If you and/or some of your family members have been diagnosed with breast cancer, you may be interested in the possibility of genetic testing.
A mutation linked to a higher risk of breast cancer is more likely to run in your family if:
- Many women in your family have had breast and/or ovarian cancer, particularly at a younger age than these cancers typically develop (before age 50).
- Some women in your family have had cancer involving both breasts.
- There is both breast and ovarian cancer in your family.
- Men in your family have had breast cancer.
- There is breast cancer in your family and either male relatives on the same side of the family have had prostate cancer at a young age, or male or female relatives on the same side of the family have had gastrointestinal cancers, such as cancer of the pancreas, gall bladder, or stomach.
- Your family is of Ashkenazi (Eastern European) Jewish descent.
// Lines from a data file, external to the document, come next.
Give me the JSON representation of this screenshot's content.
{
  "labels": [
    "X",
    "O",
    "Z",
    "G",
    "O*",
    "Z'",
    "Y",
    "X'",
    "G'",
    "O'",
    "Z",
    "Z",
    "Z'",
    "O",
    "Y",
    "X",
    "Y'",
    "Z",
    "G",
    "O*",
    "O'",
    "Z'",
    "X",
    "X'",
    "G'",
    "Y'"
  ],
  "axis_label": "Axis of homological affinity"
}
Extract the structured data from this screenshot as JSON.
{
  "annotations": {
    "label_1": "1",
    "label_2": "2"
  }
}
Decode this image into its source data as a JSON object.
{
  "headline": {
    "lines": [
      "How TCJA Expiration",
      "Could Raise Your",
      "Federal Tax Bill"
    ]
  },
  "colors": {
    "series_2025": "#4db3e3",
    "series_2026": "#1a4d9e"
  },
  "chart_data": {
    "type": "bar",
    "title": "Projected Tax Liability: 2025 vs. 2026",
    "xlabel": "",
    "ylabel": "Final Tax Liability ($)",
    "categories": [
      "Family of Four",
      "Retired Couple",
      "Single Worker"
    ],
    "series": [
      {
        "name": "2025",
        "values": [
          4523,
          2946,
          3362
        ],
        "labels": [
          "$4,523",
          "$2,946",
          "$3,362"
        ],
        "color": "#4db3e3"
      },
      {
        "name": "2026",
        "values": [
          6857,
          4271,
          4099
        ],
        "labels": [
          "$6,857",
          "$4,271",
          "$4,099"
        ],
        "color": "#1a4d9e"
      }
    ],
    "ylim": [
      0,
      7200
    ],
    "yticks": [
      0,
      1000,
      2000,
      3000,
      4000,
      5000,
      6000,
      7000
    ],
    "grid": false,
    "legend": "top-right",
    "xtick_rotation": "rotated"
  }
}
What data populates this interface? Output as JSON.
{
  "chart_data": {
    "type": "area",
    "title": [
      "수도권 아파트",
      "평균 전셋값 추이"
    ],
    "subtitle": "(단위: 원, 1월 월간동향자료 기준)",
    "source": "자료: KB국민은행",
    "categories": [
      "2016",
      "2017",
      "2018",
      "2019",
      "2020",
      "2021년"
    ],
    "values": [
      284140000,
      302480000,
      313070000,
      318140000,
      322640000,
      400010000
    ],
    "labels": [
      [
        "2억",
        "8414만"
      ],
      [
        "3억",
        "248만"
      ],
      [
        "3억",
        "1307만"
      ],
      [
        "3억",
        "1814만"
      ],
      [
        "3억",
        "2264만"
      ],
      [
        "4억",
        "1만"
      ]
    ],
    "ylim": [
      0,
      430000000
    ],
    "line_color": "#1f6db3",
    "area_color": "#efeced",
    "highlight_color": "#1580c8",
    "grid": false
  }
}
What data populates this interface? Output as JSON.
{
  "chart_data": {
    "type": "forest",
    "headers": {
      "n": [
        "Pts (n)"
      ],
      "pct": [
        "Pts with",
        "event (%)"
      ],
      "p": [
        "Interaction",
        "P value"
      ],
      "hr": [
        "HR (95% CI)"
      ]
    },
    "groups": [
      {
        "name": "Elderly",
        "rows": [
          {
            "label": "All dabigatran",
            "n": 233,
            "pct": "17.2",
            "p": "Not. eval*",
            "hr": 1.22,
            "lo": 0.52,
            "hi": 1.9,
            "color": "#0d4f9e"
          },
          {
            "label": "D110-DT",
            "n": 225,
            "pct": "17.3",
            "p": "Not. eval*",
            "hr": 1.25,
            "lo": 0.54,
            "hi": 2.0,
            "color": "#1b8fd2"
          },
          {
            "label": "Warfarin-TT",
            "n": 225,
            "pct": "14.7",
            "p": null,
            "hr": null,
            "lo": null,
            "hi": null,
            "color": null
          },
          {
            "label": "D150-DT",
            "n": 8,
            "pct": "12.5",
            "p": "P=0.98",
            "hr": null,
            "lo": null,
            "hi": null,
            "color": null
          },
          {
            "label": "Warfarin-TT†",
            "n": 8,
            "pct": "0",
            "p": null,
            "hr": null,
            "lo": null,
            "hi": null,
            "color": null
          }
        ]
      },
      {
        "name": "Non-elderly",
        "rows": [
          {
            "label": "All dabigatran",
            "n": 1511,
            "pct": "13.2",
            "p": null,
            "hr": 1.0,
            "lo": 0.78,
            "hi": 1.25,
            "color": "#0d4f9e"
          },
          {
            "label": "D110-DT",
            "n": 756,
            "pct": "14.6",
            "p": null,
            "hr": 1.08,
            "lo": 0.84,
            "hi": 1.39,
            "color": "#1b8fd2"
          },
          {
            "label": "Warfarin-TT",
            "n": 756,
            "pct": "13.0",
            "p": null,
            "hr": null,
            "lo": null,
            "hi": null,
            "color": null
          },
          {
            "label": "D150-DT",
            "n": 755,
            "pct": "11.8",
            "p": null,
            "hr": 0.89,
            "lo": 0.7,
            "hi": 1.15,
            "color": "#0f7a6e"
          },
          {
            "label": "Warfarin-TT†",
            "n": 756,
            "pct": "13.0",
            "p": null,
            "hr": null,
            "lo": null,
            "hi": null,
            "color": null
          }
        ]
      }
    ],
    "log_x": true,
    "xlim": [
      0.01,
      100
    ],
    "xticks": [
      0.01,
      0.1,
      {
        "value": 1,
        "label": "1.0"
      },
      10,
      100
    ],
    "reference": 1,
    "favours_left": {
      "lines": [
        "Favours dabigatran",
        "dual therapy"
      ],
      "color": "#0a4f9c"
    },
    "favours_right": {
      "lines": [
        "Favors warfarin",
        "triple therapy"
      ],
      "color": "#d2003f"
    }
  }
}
If any of these are true for either side of your family, you may be a candidate for genetic testing. If you’ve been diagnosed with breast cancer, you may want to meet with a genetic counselor before breast cancer surgery. As the results of this study show, talking to an expert about how to interpret your genetic testing results can be very important when you’re making surgery decisions. To find a genetic counselor who specializes in family-related cancer risk, talk to your doctor or check with the hospitals and cancer centers in your area. If your surgeon doesn’t refer you to a genetic counselor, you may have to advocate on your own behalf.